Yesterday my beautiful daughter asked me if we were friends. “Mothers and daughters are supposed to be best friends,” she said. I know she didn’t like my answer – no. It was so hard to put into words in that moment of her asking.
Of course friendships are important and form the fabric of our lives from an early age. But being a mother? That’s a dream that was fulfilled. It’s something so much bigger than friendship. I guess I’ve bought into the theory that the role of a parent is not to be your child’s best friend but to nurture, guide and love them unconditionally.
Friendships don’t always have the unconditionally clause built in. Friendships come and go, they can fade, they can be rekindled. Sometimes they play an important role in a particular stage of life and then they become a memory.
How do I explain to you my daughter how much your arrival meant to me. Although I love your three older brothers with all my heart too, I had become afraid to even entertain the thought during my pregnancy with you that you might be a girl. When you were born I told the doctor don’t be kidding around, don’t say she’s a girl if she’s not.
I had such big dreams and plans and ideas about what it would be like to have a daughter…matching outfits, hair ribbons, Barbies, pink, tea parties, and later shopping, trips together and the day you would marry. How short-sighted and naïve of that 29-year-old me! Being your mom is so much more than all of that. I remember how you put your first Barbie on the floor and ran it over with a truck –I think that was the moment I knew we were in for a very different ride. A ride I embraced and enjoyed and am so grateful for. You taught me to look beyond stereo-types and expectations; you have demonstrated such courage and determination from singing in front of your entire school when you were around 10 to setting your sights on U of T and successfully achieving the high standards you set for yourself.

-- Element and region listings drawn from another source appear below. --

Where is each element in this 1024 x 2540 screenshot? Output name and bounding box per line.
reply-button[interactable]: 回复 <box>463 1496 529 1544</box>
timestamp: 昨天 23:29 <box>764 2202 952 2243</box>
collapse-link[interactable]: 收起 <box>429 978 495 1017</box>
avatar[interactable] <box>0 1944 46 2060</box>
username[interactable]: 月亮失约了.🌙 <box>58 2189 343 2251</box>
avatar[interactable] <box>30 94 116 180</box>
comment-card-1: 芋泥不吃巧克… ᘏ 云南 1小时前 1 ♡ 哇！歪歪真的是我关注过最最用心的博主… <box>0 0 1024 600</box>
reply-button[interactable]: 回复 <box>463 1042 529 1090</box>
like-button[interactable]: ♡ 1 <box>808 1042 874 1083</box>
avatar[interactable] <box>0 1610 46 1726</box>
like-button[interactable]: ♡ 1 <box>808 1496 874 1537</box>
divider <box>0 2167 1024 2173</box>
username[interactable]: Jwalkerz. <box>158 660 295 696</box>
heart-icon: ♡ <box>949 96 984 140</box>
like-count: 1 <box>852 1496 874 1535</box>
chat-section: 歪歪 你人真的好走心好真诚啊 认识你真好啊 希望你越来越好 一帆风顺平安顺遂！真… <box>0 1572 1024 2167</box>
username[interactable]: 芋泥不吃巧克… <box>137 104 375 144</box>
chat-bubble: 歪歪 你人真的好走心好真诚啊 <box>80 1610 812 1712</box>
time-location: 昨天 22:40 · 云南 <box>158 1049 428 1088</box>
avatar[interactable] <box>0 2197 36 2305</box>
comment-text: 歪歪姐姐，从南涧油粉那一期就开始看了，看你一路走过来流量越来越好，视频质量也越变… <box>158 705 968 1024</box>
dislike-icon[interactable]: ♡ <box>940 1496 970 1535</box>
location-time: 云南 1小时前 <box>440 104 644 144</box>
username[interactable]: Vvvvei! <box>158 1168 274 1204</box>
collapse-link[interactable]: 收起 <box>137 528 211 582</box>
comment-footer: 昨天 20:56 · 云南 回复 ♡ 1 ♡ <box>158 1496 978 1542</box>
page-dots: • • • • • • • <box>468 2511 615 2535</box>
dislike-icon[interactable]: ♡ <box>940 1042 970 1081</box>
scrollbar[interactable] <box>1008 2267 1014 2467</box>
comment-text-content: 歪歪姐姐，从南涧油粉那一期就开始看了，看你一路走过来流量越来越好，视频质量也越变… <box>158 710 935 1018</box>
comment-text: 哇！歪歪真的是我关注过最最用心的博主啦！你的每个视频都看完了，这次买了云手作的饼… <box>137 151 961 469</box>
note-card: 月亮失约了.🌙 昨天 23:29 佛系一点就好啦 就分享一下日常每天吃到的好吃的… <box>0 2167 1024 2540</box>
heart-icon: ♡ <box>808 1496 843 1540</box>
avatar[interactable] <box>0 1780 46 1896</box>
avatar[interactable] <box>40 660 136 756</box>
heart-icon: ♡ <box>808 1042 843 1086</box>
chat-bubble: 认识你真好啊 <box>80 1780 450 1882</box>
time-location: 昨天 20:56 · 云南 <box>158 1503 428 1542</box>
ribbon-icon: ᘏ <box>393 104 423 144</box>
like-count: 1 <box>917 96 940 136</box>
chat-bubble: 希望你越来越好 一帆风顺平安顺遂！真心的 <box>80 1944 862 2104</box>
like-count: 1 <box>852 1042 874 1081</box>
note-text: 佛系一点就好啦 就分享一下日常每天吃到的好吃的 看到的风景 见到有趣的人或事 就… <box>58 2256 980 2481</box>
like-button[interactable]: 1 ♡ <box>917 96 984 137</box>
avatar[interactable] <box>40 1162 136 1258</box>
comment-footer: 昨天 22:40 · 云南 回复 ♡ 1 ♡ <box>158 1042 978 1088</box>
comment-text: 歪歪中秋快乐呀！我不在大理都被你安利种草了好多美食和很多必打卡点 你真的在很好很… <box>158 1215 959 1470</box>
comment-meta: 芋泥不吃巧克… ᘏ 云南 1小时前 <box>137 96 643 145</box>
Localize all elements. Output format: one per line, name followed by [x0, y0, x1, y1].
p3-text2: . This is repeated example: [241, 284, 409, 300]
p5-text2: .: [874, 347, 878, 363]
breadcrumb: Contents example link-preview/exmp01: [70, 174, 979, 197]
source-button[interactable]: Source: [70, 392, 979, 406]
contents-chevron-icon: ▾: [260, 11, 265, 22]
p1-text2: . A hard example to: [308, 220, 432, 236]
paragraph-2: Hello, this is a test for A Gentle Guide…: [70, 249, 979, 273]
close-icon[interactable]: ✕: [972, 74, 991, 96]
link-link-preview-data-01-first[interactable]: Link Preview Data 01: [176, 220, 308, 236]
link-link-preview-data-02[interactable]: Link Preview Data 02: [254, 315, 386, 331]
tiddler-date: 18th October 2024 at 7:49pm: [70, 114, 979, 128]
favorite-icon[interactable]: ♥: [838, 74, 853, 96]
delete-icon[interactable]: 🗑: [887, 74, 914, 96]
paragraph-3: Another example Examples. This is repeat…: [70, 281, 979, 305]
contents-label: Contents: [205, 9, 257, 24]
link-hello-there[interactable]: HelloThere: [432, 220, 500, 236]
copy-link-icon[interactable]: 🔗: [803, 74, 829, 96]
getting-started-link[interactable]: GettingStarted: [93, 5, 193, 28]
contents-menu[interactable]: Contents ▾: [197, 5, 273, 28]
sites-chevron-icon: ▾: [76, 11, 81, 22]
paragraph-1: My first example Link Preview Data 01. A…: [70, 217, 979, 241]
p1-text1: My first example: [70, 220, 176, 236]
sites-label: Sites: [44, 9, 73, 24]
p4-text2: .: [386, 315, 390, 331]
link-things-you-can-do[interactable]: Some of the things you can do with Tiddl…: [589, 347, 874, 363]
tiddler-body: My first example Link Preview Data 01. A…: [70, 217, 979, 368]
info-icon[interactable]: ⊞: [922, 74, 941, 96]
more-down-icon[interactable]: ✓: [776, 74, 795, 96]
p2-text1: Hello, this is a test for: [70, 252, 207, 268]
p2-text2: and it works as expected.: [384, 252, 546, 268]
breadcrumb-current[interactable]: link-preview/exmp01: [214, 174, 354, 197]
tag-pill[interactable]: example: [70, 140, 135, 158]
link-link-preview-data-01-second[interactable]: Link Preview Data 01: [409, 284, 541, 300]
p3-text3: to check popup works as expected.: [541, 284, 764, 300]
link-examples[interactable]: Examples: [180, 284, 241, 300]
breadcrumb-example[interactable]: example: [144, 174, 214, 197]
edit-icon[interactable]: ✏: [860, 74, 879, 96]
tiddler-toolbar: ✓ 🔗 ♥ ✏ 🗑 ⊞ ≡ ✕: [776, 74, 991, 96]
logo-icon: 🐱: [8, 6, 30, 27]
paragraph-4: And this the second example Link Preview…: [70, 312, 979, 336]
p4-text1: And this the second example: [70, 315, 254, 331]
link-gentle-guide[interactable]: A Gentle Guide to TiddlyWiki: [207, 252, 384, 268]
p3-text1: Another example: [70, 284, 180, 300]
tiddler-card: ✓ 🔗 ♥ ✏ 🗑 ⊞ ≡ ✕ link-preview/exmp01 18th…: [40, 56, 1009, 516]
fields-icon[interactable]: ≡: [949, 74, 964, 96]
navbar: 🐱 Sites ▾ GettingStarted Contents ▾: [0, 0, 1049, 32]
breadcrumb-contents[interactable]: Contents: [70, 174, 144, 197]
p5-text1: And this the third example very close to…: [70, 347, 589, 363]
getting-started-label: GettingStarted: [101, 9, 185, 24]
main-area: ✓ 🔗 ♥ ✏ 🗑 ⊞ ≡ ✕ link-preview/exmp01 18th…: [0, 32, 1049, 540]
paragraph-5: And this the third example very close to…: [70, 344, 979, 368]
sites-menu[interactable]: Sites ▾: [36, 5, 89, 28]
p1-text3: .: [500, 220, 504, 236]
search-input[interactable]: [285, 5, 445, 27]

Are we friends? Hmmm. I’m guarded with some of my friends not letting them see the whole of me, trying to hide those aspects they might not approve of. And while I try to be the best version of me for you, dear daughter, you’ve seen my ugliness; you’ve seen my truth because there is a safety between mothers and daughters that extends beyond friendships.
You inspire me the way no friend ever has. When something great happens I want to share it with you, when something bad happens I know you’ll be there for me too. I know you will be truthful when I ask it of you and also prepare myself for how brutally honest you might be as well. (You are your father’s daughter too lol.)
I still don’t know if I’m accurately putting my thoughts into words but I can tell you that to define our relationship as a friendship would be to make it so much smaller than it is. I have only one daughter, only one you. You keep me on my toes; my heart belongs to you and your brothers. To be your mother is such an honour.
I reflect on Nana. She defined for me the power of a mother’s love, that soft place to land when the world closes in. Unwavering, supportive, ever-present, unconditional – love. I can’t imagine my life without my mother and I can’t imagine my life without my daughter. It’s tradition, it’s the circle of life, and it’s my heartbeat.
Dear daughter, to put you in the category of friend would somehow devalue how I feel about you. You see, we share all the qualities of friendship, even best-friendship, but our connection runs so much deeper and means so much more to me, I cannot confine it to just that definition.
“Genevieve, I love you stupendous, tremendous, bluebendous & forever.”